A ridge of high pressure to our south is flanked by a deep area of low pressure extending southward from the Great Lakes and another off the West Coast extending southward from a storm in the Gulf of Alaska that is approaching the Pacific Northwest coast. Additionally, a tropical disturbance has migrated northward from off the coast of Baja, merging with the southern end of the eastward-moving low pressure off the West Coast to bring another round of likely showers to our area on Friday.
Including the rainfall from the cell that moved overhead last night, about six-tenths of an inch of rain has fallen around town this week, including Sunday. There should be additional rainfall this afternoon and on Friday, perhaps starting by noon, with uncertainty regarding the exact trajectory of the remnants of the tropical disturbance affecting where the best rain falls.

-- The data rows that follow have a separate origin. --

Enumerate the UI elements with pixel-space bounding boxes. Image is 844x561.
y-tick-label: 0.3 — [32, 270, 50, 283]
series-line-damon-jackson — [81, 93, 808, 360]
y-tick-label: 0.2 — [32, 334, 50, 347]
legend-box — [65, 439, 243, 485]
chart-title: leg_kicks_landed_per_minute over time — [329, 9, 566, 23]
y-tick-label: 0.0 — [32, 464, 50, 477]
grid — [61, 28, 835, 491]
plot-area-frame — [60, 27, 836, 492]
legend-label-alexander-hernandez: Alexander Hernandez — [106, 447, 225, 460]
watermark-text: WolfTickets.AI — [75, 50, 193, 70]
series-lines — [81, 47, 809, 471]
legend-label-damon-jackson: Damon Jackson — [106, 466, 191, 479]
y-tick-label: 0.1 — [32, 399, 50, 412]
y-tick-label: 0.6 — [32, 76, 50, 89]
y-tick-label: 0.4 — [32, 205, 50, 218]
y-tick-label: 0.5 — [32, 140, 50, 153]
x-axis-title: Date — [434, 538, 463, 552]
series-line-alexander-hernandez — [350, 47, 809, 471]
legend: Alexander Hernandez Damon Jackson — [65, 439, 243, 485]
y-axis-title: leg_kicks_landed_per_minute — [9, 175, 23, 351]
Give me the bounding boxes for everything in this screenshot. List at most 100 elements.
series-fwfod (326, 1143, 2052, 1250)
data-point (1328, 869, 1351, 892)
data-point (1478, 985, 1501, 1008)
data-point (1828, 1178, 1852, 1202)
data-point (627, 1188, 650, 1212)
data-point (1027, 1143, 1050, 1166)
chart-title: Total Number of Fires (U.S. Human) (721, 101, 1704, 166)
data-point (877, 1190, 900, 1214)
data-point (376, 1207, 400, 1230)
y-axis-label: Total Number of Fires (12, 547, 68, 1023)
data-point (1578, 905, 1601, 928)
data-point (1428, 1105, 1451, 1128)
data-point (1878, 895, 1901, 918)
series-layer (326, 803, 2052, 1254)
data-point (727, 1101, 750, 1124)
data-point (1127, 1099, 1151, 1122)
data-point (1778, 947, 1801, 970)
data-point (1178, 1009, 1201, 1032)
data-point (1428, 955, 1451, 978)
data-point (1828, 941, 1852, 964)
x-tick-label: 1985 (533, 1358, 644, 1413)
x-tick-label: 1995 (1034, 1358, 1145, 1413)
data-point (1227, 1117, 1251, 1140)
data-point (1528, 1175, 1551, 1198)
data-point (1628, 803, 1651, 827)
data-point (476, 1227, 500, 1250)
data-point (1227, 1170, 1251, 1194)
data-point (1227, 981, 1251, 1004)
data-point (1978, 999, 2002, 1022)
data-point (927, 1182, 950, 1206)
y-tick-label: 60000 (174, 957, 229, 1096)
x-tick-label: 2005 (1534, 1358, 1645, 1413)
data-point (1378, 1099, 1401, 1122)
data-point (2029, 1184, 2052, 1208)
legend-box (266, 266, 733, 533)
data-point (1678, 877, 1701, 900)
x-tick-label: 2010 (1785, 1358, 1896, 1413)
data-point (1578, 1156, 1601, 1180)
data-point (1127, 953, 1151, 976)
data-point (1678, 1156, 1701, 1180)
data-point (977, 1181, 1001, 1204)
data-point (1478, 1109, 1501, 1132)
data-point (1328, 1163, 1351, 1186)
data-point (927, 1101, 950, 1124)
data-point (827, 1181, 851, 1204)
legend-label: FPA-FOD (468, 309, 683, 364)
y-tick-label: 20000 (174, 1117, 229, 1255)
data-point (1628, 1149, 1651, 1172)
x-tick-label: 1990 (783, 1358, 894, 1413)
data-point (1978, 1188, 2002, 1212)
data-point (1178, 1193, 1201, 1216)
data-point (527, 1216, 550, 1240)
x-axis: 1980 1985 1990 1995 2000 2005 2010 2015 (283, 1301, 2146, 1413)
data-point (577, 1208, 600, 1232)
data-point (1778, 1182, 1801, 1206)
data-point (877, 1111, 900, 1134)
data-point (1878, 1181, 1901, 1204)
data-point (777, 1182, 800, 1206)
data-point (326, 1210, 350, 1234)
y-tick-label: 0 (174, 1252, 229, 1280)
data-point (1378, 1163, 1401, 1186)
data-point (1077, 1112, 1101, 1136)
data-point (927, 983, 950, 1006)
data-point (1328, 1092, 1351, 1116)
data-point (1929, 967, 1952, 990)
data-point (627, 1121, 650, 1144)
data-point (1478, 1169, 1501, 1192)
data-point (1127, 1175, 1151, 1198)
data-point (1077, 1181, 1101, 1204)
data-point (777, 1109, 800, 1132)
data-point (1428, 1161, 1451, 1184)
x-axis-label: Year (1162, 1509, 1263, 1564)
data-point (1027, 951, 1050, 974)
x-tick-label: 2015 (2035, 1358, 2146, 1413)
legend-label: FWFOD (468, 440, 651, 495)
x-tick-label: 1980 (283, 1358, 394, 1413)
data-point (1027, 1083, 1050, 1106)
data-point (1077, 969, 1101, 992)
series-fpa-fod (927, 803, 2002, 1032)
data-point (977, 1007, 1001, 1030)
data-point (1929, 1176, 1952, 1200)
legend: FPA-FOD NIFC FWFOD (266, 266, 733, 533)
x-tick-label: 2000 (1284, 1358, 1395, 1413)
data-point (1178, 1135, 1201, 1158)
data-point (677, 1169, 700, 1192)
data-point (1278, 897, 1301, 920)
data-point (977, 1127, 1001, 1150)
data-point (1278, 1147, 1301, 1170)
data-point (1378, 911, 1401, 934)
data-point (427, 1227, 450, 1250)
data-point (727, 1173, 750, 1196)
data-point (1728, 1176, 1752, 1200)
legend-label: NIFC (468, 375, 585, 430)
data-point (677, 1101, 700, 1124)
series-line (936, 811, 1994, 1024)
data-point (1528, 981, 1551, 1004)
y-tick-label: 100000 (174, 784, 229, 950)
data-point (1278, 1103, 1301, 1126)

Showers may linger into Friday evening, before the ridge of high pressure to our south builds over most of the West ahead of the Pacific Northwest storm, bringing drier air overhead starting on Saturday. The low-seventy-degree high temperatures of today, below the average of seventy-nine degrees, are forecast to persist through Saturday, with only a small chance of afternoon and evening showers. Mostly sunny skies and mid-seventy-degree temperatures on Sunday, along with upper seventies on Labor Day, will provide the perfect backdrop for the traditional end-of-summer barbecues.
While control of our local wildfires has been helped immensely by this week of wet weather, with the Crosho fire 100% contained and the Lee fire 90% contained, the NOAA Smoke model forecast indicates smoke from the Emigrant fire in southern Oregon and the Klamath fire in northern California may travel around the top of the high pressure ridge and encroach on our area Friday afternoon. Only a forty-eight-hour forecast is provided by the smoke model, so check it during the weekend for possible smoke impacts to our area for the rest of the long weekend.
Let’s look forward to some more rain through Friday, enjoy what should be a glorious unofficial end to the summer season, and I’ll have details on what may be our first fall-like northwest cool front of the season around midweek in my next regularly scheduled weather narrative on Sunday afternoon.